As I research, multiprocessing is not recommended using deep learning models, whole one gpu is needed for one model inference.

Yeah, I also decided to rather to use multiple 3090s rather than splitting an A100. I did a quick test now and for DPMSolverMultistepScheduler with 512x512 x20 steps, I get 1.8s inference (warm) on both the 3090 and Banana’s split A100 - hard to know if the other “half” is in use at same time, but the timings can often vary quite a bit and I’m sure it’s just from splitting the GPU. (inference = inference only, excluding any request latency).

That’s unfortunate to hear and something we’ll need to solve before we can adopt any of these solutions. Also waiting to see results with int8 quantization.
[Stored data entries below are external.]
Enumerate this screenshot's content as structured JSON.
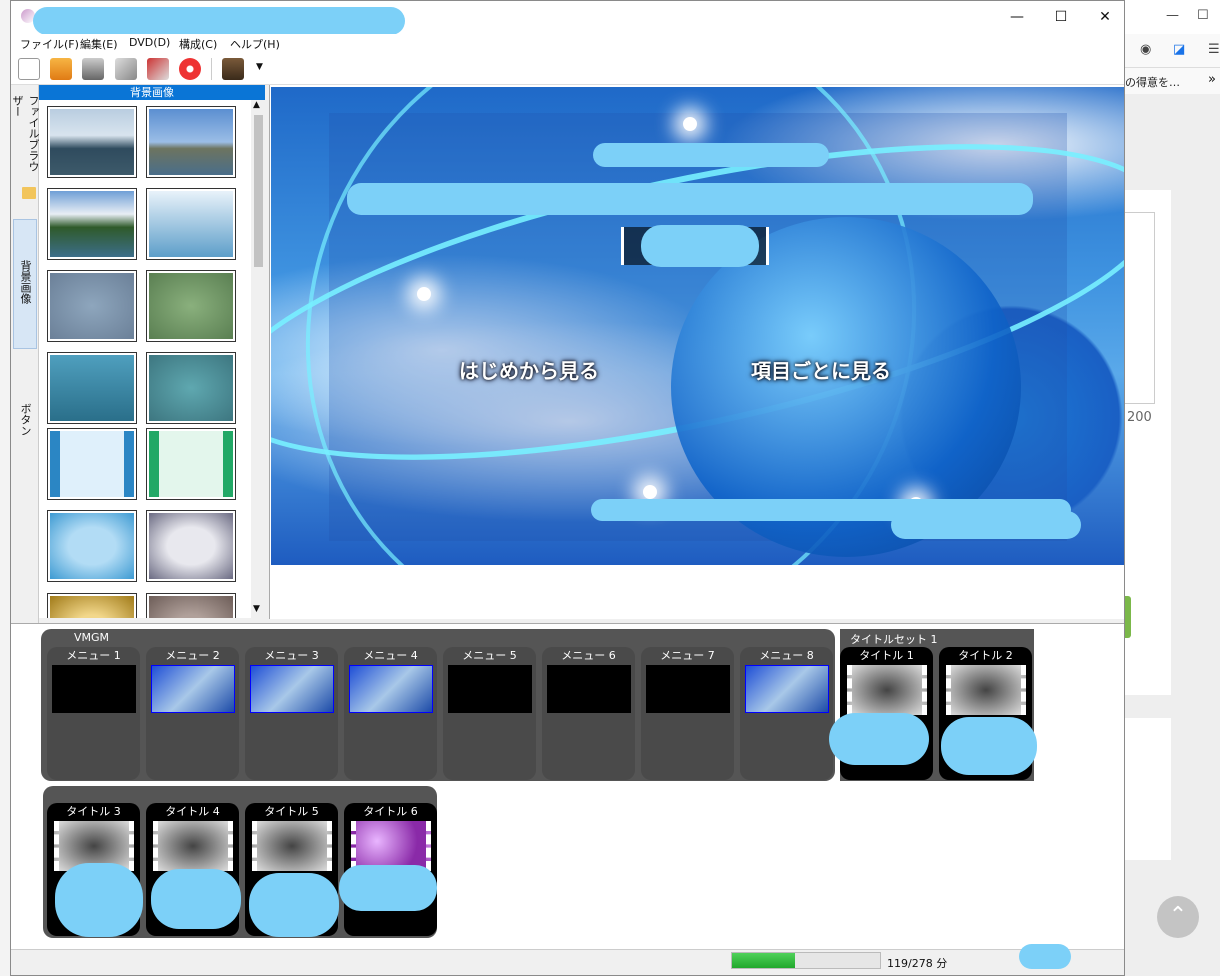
{
  "window": {
    "menu": [
      "ファイル(F)",
      "編集(E)",
      "DVD(D)",
      "構成(C)",
      "ヘルプ(H)"
    ],
    "controls": {
      "minimize": "—",
      "maximize": "☐",
      "close": "✕"
    }
  },
  "side_tabs": {
    "file_browser": "ファイルブラウザー",
    "background": "背景画像",
    "button": "ボタン"
  },
  "pane": {
    "header": "背景画像"
  },
  "preview": {
    "btn_from_start": "はじめから見る",
    "btn_by_item": "項目ごとに見る"
  },
  "lane": {
    "vmgm_label": "VMGM",
    "menus": [
      "メニュー 1",
      "メニュー 2",
      "メニュー 3",
      "メニュー 4",
      "メニュー 5",
      "メニュー 6",
      "メニュー 7",
      "メニュー 8"
    ],
    "titleset_label": "タイトルセット 1",
    "titles_row1": [
      "タイトル 1",
      "タイトル 2"
    ],
    "titles_row2": [
      "タイトル 3",
      "タイトル 4",
      "タイトル 5",
      "タイトル 6"
    ]
  },
  "status": {
    "minutes_text": "119/278 分",
    "usage_fraction": 0.428
  },
  "background_app": {
    "bookmark_text": "の得意を…",
    "char_count": "200",
    "scroll_top_icon": "chevron-up-icon"
  }
}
Unfortunate but not a showstopper… presumably we can compile and upload to S3 just like we’re doing currently with safetensors.

I don’t think anything beats serverless for quick scaling but it has its downside too (price, cold starts). My long term plan is a hybrid approach:

  • Long-running containers.
  • Requests are queued. If queue goes above a certain size for a certain amount of time, spin up another container.
  • Containers will have “model affinity” (in my closed-source autoscaler), so requests will always be routed to a container that already has the requested model loaded (rather than needing to keep switching models between requests).
  • Hybrid: could route requests to serverless at certain thresholds or while waiting for new (long-running) containers to finish booting

Key point in my mind is that switching models, while slow, takes less time than booting a new serverless instance.

That’s a great takeaway! Neuron looks very interesting but I guess we’ll have to wait for that uncertainty to improve, otherwise those prices look great an AWS know how to scale.

For now I’m enjoying vast.ai (and comparably runpod pods)… it wouldn’t be kubernetes though, as we don’t have raw access to the system (you could do it on Lambda and others though). I’m currently using a custom autoscaler (which currently just handles queuing but will eventually start new instances as needed too) - but as you point out, difficult to react quickly to a sudden spike in requests, and I think we still need serverless for that (provided whoever we choose for serverless don’t run into capacity issues themselves).

Thanks again for all this! Excited to see where we’ll take it :rocket: :raised_hands:

I will also note though that there’s a balance between getting these optimizations working “early” (and to maintain that work) vs waiting for official implementations in diffusers (xformers as a great example, and the person who did the xformers support expressed interest in AITemplate too!).